Mar 31, 2013

So-called Merit Selection Is GOP Fraud

The Wisconsin State Journal continues its years-long advocacy of 'merit selection' of Wisconsin supreme court justices, to replace direct citizens' election.

The State Journal's idea is deceitful, and the text even in its latest editorial belies the intent to install more GOP justices onto the Court.

Writes the State Journal: "(J)udicial elections are turning Wisconsin’s best judges into the worst of politicians. The candidates routinely take campaign money from the same attorneys and special interest groups that eventually will come before the court, seeking favorable decisions. That creates conflicts of interest and deep distrust in court decisions."

Yes, GOP judicial candidates take campaign money from special interests in obvious conflicts of interests on whose cases the GOP justices rule—that's the "Roggensack Rule," in which the four GOP justices alone "accepted verbatim a rule suggested by Wisconsin Manufacturers and Commerce and the Wisconsin Realtors Association, which stated that a campaign donation by itself could never require a recusal." (Murphy)

Yet, the State Journal editors refuse to advocate the defeat of the GOP justices.

Ed Fallone has campaigned against the Roggensack Rule, so the State Journal will endorse Fallone, right?

No. The State Journal wants Roggensack and the other three GOP justices and their rubber stamp votes on Scott Walker's agenda. Where's the merit in that?

If the State Journal were really concerned about conflict of interests and money, they would be opposing the four GOP perpetrators on the court.

The State Journal's editorial is composed mostly of criticism of all the special interest money in the race.

Not surprisingly, Scott Walker and the GOP killed public financing for candidates to the state Supreme Court in 2011, a move that nevertheless earned the GOP the State Journal's editorial support.

The State Journal's editorial is entitled the "The no-comment campaign," because the candidates rightfully refuse comment cases in which they are likely to rule ... sometimes.

But even the title is misleading as Roggensack has made clear her intention to uphold the GOP's Act 10 (passed with unanimous GOP support and no Democratic support) and the GOP's voter obstruction law (again passed with unanimous GOP support and no Democratic support): "Roggensack said that if Fallone is elected he would 'chip away' at the powers of the other two branches of government (currently held by the GOP in secretly gerrymandered districts)," notes Jud Lounsbury.

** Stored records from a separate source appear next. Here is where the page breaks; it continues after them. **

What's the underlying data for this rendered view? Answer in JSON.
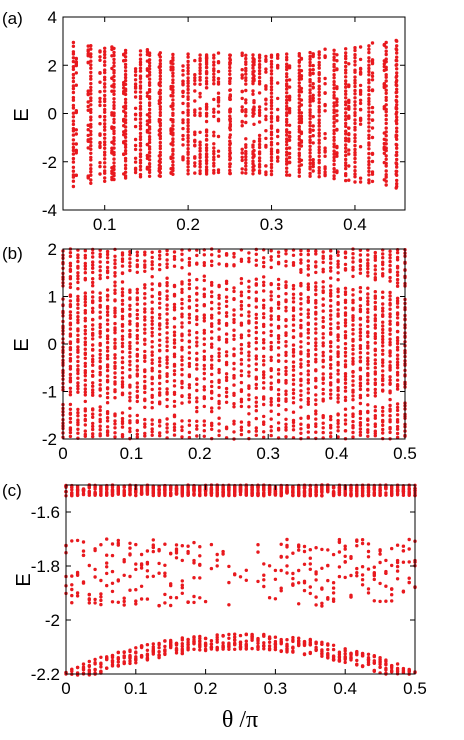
{
  "figure": {
    "xlabel": "θ /π",
    "point_color": "#e8191e"
  },
  "chart_data": [
    {
      "type": "scatter",
      "panel_label": "(a)",
      "ylabel": "E",
      "xlim": [
        0.05,
        0.46
      ],
      "ylim": [
        -4,
        4
      ],
      "xticks": [
        0.1,
        0.2,
        0.3,
        0.4
      ],
      "xtick_labels": [
        "0.1",
        "0.2",
        "0.3",
        "0.4"
      ],
      "yticks": [
        -4,
        -2,
        0,
        2,
        4
      ],
      "ytick_labels": [
        "-4",
        "-2",
        "0",
        "2",
        "4"
      ],
      "grid": false,
      "description_of_data": "energy spectrum E vs θ/π, symmetric about θ/π = 0.25",
      "x_columns": [
        0.0625,
        0.0833,
        0.1,
        0.1111,
        0.125,
        0.1429,
        0.1538,
        0.1667,
        0.1818,
        0.2,
        0.2143,
        0.2222,
        0.2308,
        0.25,
        0.2692,
        0.2778,
        0.2857,
        0.3,
        0.3182,
        0.3333,
        0.3462,
        0.3571,
        0.375,
        0.3889,
        0.4,
        0.4167,
        0.4375,
        0.45
      ],
      "band_edge": [
        [
          0.0625,
          3.3
        ],
        [
          0.1,
          3.0
        ],
        [
          0.15,
          2.7
        ],
        [
          0.2,
          2.55
        ],
        [
          0.25,
          2.5
        ],
        [
          0.3,
          2.55
        ],
        [
          0.35,
          2.7
        ],
        [
          0.4,
          3.0
        ],
        [
          0.45,
          3.4
        ]
      ]
    },
    {
      "type": "scatter",
      "panel_label": "(b)",
      "ylabel": "E",
      "xlim": [
        0,
        0.5
      ],
      "ylim": [
        -2,
        2
      ],
      "xticks": [
        0,
        0.1,
        0.2,
        0.3,
        0.4,
        0.5
      ],
      "xtick_labels": [
        "0",
        "0.1",
        "0.2",
        "0.3",
        "0.4",
        "0.5"
      ],
      "yticks": [
        -2,
        -1,
        0,
        1,
        2
      ],
      "ytick_labels": [
        "-2",
        "-1",
        "0",
        "1",
        "2"
      ],
      "grid": false,
      "description_of_data": "zoomed energy spectrum E vs θ/π over full range 0–0.5"
    },
    {
      "type": "scatter",
      "panel_label": "(c)",
      "ylabel": "E",
      "xlim": [
        0,
        0.5
      ],
      "ylim": [
        -2.2,
        -1.5
      ],
      "xticks": [
        0,
        0.1,
        0.2,
        0.3,
        0.4,
        0.5
      ],
      "xtick_labels": [
        "0",
        "0.1",
        "0.2",
        "0.3",
        "0.4",
        "0.5"
      ],
      "yticks": [
        -2.2,
        -2.0,
        -1.8,
        -1.6
      ],
      "ytick_labels": [
        "-2.2",
        "-2",
        "-1.8",
        "-1.6"
      ],
      "grid": false,
      "description_of_data": "detail of the spectrum between E = -2.2 and -1.5"
    }
  ]
}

Chip away. How's that? By overturning unconstitutional laws?

The four GOP justices are corrupt. The State Journal editors know this, and refuse to point out the GOP corruption.

The State Journal had rather adopt a reformist pose and advocate taking away public scrutiny of the third branch of Wisconsin government.

Transparency is not the GOP and State Journal's way.

By the way, Chief Justice Abrahamson's proposal for open deliberation of the Supreme Court was opposed four-to-three with all four GOP justices voting to block transparency to the State Journal's approval.

Fallone opposes secrecy. Roggensack voted for secrecy. Where's the merit in that?